Solvent removal is a difficult step in the manufacture of synthetic rubber. When the emulsion is heated to vaporize the solvent, foam or froth forms, which interferes with the formation of the latex, particularly by prolonging the processing time. Foam formation can be reduced by using a reduced heating rate, but this is economically unfavorable since it prolongs the processing time. The use of low-foaming surfactants to reduce foaming is disclosed by Preiss et al., U.S. Pat. No. 3,215,649, but these merely reduce the foaming rather than eliminate it. The use of flash distillation followed by tangentially intersecting the resulting foam with a heated vapor stream is disclosed by van Hardeveld et al., U.S. Pat. No. 3,886,109. This requires special surfactants and is a costly process which produces a latex of questionable stability.

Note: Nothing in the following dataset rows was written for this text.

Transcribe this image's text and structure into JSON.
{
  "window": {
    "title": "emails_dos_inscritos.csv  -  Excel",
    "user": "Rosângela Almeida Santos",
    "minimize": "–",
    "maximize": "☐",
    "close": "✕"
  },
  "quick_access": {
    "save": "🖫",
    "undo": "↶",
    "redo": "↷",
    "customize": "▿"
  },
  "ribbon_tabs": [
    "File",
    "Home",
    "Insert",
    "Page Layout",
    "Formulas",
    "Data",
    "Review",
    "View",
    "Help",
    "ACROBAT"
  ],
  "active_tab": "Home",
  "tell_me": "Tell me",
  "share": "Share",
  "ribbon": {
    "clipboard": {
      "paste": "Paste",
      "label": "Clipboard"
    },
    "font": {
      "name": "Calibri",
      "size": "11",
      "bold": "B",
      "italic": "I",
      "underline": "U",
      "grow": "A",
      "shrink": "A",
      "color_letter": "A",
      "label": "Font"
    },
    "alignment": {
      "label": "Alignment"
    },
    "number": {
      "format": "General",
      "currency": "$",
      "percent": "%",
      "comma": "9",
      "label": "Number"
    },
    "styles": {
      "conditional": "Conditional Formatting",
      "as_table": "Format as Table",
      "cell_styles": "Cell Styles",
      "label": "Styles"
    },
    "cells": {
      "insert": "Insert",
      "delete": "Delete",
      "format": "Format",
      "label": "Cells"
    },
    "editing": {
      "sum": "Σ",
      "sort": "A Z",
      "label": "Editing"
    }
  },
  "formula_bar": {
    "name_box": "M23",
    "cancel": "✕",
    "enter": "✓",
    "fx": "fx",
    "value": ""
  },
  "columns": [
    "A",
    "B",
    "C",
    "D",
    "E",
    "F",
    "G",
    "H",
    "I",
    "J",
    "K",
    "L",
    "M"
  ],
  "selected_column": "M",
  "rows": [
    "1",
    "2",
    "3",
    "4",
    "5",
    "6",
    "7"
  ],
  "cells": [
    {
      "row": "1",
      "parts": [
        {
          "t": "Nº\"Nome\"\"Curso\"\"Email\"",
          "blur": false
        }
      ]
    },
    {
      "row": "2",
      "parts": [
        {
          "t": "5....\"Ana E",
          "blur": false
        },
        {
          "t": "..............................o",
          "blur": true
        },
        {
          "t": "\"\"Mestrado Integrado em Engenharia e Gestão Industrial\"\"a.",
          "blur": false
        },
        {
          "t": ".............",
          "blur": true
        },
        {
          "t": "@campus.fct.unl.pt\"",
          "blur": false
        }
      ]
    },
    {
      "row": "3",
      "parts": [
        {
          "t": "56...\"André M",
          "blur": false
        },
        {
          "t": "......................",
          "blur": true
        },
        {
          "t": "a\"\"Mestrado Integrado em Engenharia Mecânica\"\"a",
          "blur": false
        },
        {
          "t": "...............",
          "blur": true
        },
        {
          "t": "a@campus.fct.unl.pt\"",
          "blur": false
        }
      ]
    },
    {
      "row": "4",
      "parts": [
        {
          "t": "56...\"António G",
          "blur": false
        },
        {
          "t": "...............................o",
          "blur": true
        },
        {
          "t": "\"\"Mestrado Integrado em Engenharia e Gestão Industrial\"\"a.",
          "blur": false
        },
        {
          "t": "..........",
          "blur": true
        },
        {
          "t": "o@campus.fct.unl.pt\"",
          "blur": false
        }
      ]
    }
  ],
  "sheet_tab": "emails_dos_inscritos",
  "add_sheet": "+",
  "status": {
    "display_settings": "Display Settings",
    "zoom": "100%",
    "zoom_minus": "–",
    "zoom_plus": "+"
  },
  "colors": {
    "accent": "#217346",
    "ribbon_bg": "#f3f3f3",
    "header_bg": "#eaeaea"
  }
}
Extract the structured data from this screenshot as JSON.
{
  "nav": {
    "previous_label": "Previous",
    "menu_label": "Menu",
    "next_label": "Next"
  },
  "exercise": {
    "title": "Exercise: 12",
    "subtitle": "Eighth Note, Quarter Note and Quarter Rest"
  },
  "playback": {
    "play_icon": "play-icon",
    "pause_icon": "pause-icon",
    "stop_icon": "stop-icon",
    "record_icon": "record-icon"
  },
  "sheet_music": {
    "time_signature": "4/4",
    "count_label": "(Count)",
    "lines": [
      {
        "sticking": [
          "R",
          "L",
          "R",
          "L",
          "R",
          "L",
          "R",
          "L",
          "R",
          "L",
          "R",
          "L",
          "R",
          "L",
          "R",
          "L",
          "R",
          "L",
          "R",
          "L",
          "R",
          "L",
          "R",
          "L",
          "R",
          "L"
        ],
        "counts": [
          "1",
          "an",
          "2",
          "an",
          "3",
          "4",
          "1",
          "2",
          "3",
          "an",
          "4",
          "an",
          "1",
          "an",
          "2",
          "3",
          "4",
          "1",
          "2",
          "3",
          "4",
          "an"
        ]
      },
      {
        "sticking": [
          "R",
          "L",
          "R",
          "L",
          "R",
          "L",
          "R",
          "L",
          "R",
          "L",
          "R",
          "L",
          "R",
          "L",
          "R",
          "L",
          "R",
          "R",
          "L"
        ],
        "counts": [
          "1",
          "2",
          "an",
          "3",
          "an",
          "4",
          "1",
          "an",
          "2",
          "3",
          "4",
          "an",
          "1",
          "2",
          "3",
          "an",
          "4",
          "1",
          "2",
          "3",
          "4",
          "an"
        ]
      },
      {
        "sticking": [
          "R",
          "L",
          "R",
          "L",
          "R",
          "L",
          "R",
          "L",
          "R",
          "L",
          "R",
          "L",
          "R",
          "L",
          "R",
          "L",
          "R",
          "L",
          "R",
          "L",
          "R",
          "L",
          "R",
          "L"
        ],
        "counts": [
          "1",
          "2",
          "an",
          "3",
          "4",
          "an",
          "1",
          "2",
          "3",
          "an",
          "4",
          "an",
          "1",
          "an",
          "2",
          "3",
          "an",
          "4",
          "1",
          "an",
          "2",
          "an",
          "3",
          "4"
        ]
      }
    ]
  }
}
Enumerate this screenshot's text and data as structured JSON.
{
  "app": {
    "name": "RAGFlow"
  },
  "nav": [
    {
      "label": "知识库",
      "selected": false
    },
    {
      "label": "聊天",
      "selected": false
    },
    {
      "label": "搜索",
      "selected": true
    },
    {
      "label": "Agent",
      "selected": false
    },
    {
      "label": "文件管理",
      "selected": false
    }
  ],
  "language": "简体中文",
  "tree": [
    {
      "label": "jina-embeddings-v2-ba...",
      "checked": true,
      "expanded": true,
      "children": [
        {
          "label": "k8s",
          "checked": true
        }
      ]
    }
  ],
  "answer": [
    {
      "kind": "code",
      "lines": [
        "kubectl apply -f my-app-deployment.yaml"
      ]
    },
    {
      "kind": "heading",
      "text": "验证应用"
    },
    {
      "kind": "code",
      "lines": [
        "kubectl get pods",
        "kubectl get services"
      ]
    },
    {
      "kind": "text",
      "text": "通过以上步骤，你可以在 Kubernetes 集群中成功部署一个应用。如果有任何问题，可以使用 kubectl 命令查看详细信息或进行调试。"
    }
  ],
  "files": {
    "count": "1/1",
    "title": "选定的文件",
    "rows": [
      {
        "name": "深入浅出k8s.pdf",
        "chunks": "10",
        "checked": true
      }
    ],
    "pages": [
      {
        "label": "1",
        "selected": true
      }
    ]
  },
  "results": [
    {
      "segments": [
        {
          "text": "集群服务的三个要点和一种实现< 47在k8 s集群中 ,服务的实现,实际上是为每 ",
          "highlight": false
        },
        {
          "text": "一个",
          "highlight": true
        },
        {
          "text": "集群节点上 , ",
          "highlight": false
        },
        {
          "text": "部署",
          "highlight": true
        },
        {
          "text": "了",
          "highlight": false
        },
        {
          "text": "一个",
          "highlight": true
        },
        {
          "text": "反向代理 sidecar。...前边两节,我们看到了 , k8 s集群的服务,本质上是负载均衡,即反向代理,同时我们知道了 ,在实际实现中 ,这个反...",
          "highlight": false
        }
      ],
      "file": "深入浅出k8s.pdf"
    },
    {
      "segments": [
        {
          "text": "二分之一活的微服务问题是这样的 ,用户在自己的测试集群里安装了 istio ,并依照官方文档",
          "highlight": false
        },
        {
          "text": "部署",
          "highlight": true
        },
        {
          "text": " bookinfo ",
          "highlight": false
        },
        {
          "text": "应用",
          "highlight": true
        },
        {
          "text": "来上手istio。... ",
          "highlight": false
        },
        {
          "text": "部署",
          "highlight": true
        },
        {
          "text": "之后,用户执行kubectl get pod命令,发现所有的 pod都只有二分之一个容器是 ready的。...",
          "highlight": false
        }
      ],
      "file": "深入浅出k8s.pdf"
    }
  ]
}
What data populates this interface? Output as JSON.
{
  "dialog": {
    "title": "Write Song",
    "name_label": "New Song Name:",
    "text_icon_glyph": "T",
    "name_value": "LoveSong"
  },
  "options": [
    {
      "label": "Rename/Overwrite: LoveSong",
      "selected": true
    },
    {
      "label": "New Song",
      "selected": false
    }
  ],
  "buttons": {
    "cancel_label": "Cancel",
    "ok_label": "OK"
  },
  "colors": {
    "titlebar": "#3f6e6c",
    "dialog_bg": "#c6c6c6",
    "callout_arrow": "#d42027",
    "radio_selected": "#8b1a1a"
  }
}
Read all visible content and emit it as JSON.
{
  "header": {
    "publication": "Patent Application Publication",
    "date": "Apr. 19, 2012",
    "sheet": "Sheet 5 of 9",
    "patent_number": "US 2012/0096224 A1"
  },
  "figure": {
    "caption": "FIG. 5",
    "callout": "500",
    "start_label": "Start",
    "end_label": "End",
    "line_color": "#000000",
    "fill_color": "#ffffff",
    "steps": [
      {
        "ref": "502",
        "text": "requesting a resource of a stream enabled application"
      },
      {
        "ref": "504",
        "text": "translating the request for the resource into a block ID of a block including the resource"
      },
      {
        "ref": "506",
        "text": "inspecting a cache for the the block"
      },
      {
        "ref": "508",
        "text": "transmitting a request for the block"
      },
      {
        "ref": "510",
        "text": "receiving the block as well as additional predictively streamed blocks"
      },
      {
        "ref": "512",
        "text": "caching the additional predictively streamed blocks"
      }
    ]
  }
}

In general, the rate of solvent removal by distillation, gas stripping or steam stripping is limited by the rate at which foam can be dissipated or actively broken by applied shear forces. If heat is applied too rapidly, the emulsion may overheat and foam over. Stripping systems of very large volume will be required to accommodate the large amount of slowly breaking foam. Even foams with low-foaming anionic surfactants require a significant amount of time to break. Steam stripping frequently impairs the stability of the resulting latex, causing coagulation. While the tendency toward coagulation can be reduced by chemical modification of the polymer, the modified polymer is thus less similar in structure to natural latex rubber and consequently has less favorable properties. The reductions furthermore do not eliminate the coagulation entirely.
The use of chemical defoaming agents has also been disclosed. Many of these agents are detrimental to the properties of the final latex, however, causing for example pin-hole formation. Mechanical means of breaking foams such as stirrers, baffles and air jets can lower the stability of the foam which will result in a greater tendency toward coagulation. Foams containing some surfactants, such as sodium lauryl sulfate, are not capable of being broken by mechanical means, even with extremely high shear forces. The high shear force will merely reduce the bubble size in these foams, rendering the foam even more difficult to control.
The use of rotary evaporators for foam control has been disclosed, but the centrifugal force in these evaporators can destabilize the emulsion or impose a compressive force on the liquid, making evaporation of the solvent more difficult.